I tried using ping/arp to find the devices on the network, but did not have any success until a network engineer I was talking to suggested that go to my core router/switch on the network and do my ARP lookups on that device. I had been doing them from my workstation and a couple of edge switches. This was the key and I had struck gold. My core switch (managing all of my VLANs) had all of these IP/MAC entries in its ARP table.

From there, I was able to find the actual devices that has these BAD_ADDRESSes. This exposed the root problem that turned out to be an interesting residual from a previous issue I had worked on. It turns out that there were a number of phones on my network that were still configured to use the now-defunct IP address from our old multi-homed configuration. So, essentially, their DHCP server no longer existed. Thus, they had little choice but to hold on to their assigned IP address for dear life, hoping and praying that, someday, their long-lost DHCP server would return. Little did they know that the server was sitting right next to them, just with a new IP address. I quickly generated a list of these devices and rebooted them. They immediately found the DHCP server and got an IP address.

But, back to the BAD_ADDRESS issue… My DHCP scope had no record (no active leases) for these residual IP addresses being held by these orphaned devices. So, when I plugged a new phone in, my DHCP server was more than happy to attempt to hand those IP address out. From what I have gathered, the basic steps in DHCP go something like this (super-simplified and possibly not even right):

Client makes request
Server pulls an unused address from the appropriate scope
Server responds to client with this IP address and associated network configuration
Client verifies that IP address is actually available (not currently on the network)
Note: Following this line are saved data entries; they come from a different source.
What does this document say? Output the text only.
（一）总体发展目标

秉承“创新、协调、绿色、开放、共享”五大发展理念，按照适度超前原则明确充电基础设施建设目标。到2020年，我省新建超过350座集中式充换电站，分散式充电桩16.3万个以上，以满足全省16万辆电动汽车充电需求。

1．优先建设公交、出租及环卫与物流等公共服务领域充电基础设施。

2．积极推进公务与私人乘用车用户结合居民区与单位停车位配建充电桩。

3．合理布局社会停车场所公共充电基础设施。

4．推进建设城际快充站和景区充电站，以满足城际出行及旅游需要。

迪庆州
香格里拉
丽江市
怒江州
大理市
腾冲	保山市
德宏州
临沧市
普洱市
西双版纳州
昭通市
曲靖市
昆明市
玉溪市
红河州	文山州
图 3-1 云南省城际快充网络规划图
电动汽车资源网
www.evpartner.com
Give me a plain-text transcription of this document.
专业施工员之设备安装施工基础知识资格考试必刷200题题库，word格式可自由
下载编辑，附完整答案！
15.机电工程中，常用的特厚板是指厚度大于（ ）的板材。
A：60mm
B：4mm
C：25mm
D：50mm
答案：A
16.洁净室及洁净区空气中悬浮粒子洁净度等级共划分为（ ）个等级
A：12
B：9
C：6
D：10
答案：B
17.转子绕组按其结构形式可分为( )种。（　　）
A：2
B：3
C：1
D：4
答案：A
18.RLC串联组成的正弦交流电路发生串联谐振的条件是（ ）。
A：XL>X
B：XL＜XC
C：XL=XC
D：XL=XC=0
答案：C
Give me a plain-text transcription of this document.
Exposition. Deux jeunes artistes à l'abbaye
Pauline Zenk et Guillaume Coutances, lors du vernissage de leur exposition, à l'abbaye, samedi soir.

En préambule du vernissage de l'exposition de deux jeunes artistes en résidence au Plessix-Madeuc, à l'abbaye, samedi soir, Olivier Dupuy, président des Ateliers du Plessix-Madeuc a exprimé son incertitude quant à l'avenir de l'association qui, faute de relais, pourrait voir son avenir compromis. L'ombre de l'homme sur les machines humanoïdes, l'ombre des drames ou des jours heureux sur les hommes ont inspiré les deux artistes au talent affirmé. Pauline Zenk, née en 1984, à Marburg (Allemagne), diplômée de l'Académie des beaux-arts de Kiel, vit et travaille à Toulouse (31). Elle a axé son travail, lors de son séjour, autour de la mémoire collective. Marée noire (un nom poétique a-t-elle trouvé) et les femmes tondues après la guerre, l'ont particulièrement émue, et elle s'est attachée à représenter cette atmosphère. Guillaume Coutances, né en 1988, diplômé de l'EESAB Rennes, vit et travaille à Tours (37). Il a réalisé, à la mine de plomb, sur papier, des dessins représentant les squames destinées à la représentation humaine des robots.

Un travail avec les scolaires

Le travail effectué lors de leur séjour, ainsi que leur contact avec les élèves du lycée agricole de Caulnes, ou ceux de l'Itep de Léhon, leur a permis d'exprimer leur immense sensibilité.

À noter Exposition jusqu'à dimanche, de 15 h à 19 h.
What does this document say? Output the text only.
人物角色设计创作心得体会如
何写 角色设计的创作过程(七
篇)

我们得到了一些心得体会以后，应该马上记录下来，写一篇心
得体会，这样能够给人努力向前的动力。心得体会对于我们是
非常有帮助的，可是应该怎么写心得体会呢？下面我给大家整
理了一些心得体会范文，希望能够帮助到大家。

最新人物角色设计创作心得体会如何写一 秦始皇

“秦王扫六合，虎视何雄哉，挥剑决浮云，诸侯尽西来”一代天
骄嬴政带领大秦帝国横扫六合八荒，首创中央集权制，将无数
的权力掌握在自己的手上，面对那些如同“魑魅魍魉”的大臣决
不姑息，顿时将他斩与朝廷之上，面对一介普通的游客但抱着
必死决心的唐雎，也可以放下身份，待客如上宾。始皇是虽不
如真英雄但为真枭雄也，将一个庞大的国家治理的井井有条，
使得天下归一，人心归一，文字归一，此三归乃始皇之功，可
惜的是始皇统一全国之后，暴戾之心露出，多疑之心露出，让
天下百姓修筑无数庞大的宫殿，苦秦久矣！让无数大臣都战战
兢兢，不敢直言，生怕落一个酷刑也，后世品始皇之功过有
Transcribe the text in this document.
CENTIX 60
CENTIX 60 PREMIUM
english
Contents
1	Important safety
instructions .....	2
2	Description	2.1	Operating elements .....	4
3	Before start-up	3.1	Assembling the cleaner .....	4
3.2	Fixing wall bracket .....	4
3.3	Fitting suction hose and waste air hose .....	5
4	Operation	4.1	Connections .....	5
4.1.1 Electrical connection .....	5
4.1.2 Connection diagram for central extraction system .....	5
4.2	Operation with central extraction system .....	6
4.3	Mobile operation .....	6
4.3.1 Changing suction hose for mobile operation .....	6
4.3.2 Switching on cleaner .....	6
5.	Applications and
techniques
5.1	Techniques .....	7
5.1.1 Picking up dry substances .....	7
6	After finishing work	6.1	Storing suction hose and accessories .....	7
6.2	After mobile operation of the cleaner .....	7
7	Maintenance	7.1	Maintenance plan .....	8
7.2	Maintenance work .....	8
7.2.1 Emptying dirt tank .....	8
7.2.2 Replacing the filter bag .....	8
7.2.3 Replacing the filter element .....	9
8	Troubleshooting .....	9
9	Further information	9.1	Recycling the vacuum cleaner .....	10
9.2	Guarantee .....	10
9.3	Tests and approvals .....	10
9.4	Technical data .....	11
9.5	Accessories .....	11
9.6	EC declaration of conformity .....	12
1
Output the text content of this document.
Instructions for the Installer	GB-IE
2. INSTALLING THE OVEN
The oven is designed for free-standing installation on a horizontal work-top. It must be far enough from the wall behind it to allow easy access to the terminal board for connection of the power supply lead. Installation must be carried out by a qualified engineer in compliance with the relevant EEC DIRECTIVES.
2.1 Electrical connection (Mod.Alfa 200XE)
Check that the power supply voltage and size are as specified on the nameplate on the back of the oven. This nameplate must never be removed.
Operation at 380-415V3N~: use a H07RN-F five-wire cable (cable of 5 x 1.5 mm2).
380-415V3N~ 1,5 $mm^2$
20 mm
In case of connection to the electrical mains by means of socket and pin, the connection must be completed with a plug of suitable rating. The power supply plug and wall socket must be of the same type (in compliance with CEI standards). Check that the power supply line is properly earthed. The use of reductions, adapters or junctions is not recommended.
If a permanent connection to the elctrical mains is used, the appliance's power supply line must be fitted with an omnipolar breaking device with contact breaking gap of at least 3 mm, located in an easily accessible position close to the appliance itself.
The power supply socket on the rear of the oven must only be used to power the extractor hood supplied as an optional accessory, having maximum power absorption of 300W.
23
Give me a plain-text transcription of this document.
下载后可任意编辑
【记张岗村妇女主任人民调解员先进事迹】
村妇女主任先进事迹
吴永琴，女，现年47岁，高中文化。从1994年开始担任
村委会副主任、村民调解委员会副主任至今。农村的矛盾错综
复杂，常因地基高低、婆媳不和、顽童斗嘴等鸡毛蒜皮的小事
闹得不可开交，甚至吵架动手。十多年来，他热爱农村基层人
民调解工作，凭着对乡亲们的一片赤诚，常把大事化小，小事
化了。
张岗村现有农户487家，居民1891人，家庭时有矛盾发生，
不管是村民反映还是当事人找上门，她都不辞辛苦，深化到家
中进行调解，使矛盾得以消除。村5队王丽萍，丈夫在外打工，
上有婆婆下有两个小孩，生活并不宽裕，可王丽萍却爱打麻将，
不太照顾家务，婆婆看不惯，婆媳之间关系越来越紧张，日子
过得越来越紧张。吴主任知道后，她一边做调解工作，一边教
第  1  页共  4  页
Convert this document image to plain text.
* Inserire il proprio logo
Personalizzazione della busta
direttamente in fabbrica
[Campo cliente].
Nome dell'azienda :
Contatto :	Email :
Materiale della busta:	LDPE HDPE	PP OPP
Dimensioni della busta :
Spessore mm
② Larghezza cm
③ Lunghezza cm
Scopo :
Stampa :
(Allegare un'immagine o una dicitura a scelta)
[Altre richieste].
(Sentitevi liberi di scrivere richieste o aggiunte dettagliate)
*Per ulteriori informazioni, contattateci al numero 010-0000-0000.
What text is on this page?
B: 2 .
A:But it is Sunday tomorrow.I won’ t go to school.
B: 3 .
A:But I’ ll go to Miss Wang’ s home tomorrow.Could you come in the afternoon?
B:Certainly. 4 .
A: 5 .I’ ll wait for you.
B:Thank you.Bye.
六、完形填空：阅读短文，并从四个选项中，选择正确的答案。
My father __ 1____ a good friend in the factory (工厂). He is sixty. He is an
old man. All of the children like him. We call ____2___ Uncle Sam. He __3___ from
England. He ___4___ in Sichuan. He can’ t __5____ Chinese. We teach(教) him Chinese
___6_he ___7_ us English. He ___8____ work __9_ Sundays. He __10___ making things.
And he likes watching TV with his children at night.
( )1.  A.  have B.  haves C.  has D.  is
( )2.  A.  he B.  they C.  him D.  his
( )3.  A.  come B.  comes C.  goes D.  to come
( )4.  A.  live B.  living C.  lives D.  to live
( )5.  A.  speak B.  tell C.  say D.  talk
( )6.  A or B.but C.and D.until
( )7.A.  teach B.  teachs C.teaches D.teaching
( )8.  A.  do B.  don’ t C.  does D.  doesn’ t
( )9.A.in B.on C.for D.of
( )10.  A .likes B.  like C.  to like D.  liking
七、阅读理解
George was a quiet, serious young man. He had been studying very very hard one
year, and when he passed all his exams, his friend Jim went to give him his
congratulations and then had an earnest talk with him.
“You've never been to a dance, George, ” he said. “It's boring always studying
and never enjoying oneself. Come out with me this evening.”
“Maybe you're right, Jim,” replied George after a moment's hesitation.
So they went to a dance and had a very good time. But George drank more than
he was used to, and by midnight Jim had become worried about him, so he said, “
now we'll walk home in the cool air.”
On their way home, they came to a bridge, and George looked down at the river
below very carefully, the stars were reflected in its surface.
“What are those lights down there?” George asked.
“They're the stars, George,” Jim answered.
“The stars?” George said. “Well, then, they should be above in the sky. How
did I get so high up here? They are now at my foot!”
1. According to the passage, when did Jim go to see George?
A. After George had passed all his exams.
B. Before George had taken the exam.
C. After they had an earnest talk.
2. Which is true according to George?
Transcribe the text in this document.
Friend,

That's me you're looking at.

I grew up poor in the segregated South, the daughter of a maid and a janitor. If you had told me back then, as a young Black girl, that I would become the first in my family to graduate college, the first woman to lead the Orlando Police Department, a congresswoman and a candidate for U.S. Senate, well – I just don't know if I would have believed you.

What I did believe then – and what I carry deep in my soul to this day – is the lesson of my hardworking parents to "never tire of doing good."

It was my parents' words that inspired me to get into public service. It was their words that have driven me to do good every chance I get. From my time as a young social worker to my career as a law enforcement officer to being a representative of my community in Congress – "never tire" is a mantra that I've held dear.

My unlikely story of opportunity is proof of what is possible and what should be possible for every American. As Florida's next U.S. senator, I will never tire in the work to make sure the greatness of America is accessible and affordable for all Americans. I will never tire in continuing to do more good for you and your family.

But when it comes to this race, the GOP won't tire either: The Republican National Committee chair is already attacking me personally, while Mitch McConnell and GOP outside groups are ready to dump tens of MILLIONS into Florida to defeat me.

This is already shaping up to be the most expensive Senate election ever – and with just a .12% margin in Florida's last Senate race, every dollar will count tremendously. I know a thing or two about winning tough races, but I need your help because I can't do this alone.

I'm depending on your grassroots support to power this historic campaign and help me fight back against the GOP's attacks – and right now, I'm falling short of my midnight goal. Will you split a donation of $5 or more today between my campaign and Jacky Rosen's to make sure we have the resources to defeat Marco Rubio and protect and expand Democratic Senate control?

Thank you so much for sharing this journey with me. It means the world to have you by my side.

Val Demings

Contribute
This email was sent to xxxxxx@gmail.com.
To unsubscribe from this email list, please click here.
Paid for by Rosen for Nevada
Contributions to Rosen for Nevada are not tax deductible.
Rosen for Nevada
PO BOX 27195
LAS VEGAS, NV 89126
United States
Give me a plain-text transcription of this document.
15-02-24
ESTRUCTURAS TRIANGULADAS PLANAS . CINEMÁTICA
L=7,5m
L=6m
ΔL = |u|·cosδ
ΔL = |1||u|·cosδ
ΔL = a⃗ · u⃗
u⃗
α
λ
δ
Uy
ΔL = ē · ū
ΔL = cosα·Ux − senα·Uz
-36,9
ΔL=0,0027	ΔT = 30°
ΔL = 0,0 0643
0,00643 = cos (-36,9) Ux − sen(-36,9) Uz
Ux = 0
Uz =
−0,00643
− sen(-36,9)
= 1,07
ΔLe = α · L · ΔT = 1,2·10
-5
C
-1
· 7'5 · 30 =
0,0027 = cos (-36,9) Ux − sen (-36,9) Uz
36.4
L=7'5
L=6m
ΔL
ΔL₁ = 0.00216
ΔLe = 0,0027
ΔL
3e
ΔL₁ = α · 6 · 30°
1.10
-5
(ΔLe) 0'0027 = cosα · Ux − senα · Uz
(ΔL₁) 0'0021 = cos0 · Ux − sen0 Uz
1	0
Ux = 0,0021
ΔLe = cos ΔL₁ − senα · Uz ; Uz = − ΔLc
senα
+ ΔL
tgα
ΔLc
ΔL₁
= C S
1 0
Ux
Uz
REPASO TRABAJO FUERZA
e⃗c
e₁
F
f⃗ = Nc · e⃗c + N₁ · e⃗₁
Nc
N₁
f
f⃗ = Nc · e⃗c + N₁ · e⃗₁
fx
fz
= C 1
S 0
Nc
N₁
SUCCESS! Client keeps the network configuration and is happily on the network
FAILURE! Client reports back to DHCP server that IP is already in use

DHCP adds entry in its DHCP lease DB for this IP address, assigning it to ‘BAD_ADDRESS’
Start process over with next available IP address

Once all devices were talking to the correct DHCP server, this problem simply went away. My new phones were immediately configured and working.